Mentre scrivo queste righe la mia città, Palermo, è tappezzata da manifesti elettorali con il simbolo della Democrazia cristiana e lo slogan “Siamo tornati. Tornate anche voi”. Chi è tornato? Salvatore Cuffaro, già presidente della giunta regionale siciliana. Da dove è tornato? Da una reclusione carceraria in seguito a una condanna a sette anni per favoreggiamento di mafiosi. Perché è tornato? Perché non è opportuno che a dispensare consigli sulle strategie elettorali sia soltanto Marcello Dell’Utri, anch’egli reduce dal carcere dopo una condanna a sette anni per concorso esterno in associazione mafiosa. Entrambi sono definiti su Wikipedia «ex politici», ma stando ai quotidiani bisognerebbe cancellare il prefisso ex.
Se consideriamo la mafia come soggetto non solo politico ma anche economico, lo scenario non è più incoraggiante. Nonostante le associazioni anti-racket, i movimenti “dal basso” come Addiopizzo, i codici etici delle associazioni di categoria (agricoltori, industriali, commercianti), la maggior parte dei cittadini che lavorano e producono continua a ritenere conveniente, o meno oneroso, pagare il pizzo. Anzi, ho raccolto dai diretti interessati confidenze che non sospettavo: anche professionisti, avvocati contribuiscono di tasca propria a mantenere le famiglie dei carcerati pur di non avere fastidi di nessun genere per sé e per i clienti dei propri studi. A quanto sembra, anche in considerazione della pandemia, si paga di meno ma si paga.
Alle cosche servono sì gli spiccioli, ma soprattutto un segno di riconoscimento della loro “signoria territoriale” (Umberto Santino). Senza contare la funzione erogatoria di denaro che le casse dei mafiosi sono in grado di esercitare quando le banche chiudono i rubinetti. E pazienza se i prestiti vengono concessi a tassi d’interesse usurari.
Perfino sul piano culturale – intendo della mentalità dominante, dei parametri di giudizio e di comportamento – il sistema mafioso, pur accusando indubbi regressi, può vantare un bilancio positivo. Meno di un anno fa ho appreso dalla stampa locale che un mio vicino di casa, in lite con l’inquilino, ha proposto una serie di incontri conciliatori pre-giudiziari nello studio di un noto commercialista. Le trattative hanno dato buon esito: il proprietario non ha affrontato le spese di riparazione richiestegli e il locatario potrà pagare la metà della mensilità a suo tempo concordata. Piccolo particolare: i due contraenti si erano presentati agli incontri accompagnati, ciascuno, da un boss di rilievo. Commento delle autorità giudiziarie: “Se nel 2021 la borghesia ricorre ancora a questo genere di intermediazione, che speranze abbiamo per l’immediato futuro?”.
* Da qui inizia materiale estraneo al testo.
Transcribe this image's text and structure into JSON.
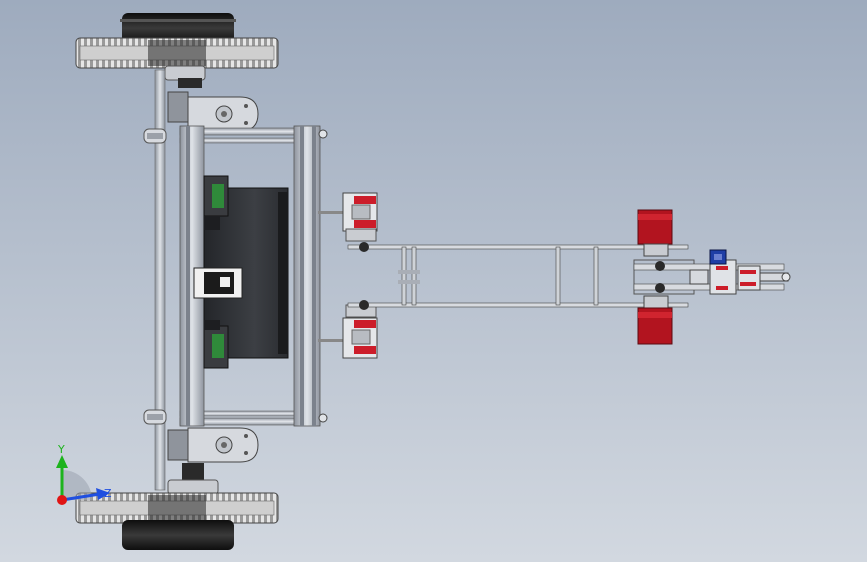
{
  "viewport": {
    "background_top": "#9eabbe",
    "background_bottom": "#d2d8e0"
  },
  "triad": {
    "y_label": "Y",
    "z_label": "Z",
    "y_color": "#1db31d",
    "z_color": "#1f4fe0",
    "x_color": "#e01414"
  },
  "model": {
    "wheel_tread_color": "#d8d8d8",
    "hub_color": "#1c1c1c",
    "frame_color": "#b9bec7",
    "panel_color": "#303236",
    "servo_red": "#cc1d2a",
    "motor_red": "#b2141f",
    "motor_blue": "#1f3ea6",
    "pcb_green": "#2f8a3a"
  }
}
"Cosa nostra è un camaleonte", spiega la pm Imbergamo
È cambiato molto, è cambiato poco. È cambiato comunque abbastanza per non demordere, per superare lo scoramento provocato dai tradimenti attuati in questi anni da magistrati e prefetti, parlamentari e medici, professori universitari e imprenditori che, in nome dell’antimafia, hanno guadagnato posti di potere e accumulato denaro illecito. Per non scoraggiarsi leggendo, come in questi giorni, che alcuni funzionari pubblici (tra cui un vice-prefetto) hanno da tempo ottenuto mazzette in cambio dell’assunzione di giovani candidati nei ranghi dei vigili urbani, degli agenti penitenziari e della polizia di Stato.
La volontà di persistere in questa faticosa battaglia, dall’esito certo ma dai tempi incerti, pulsa in molte città: a Torino come a Catania, a Milano come a Caserta. Da alcuni anni ha trovato a Palermo, a due passi dalla cattedrale, anche un luogo simbolico che migliaia di cittadini e di turisti hanno già visitato: il No mafia memorial, un museo interattivo della storia della mafia e dell’antimafia nonché laboratorio di continue iniziative di formazione e informazione. Nient’altro che una delle tante piccole luci che, tra delusioni e sconfitte, l’Italia migliore ha provato ad accendere in questi tre decenni. Sulla scia della saggezza orientale secondo cui è meglio accendere una candela che maledire l’oscurità.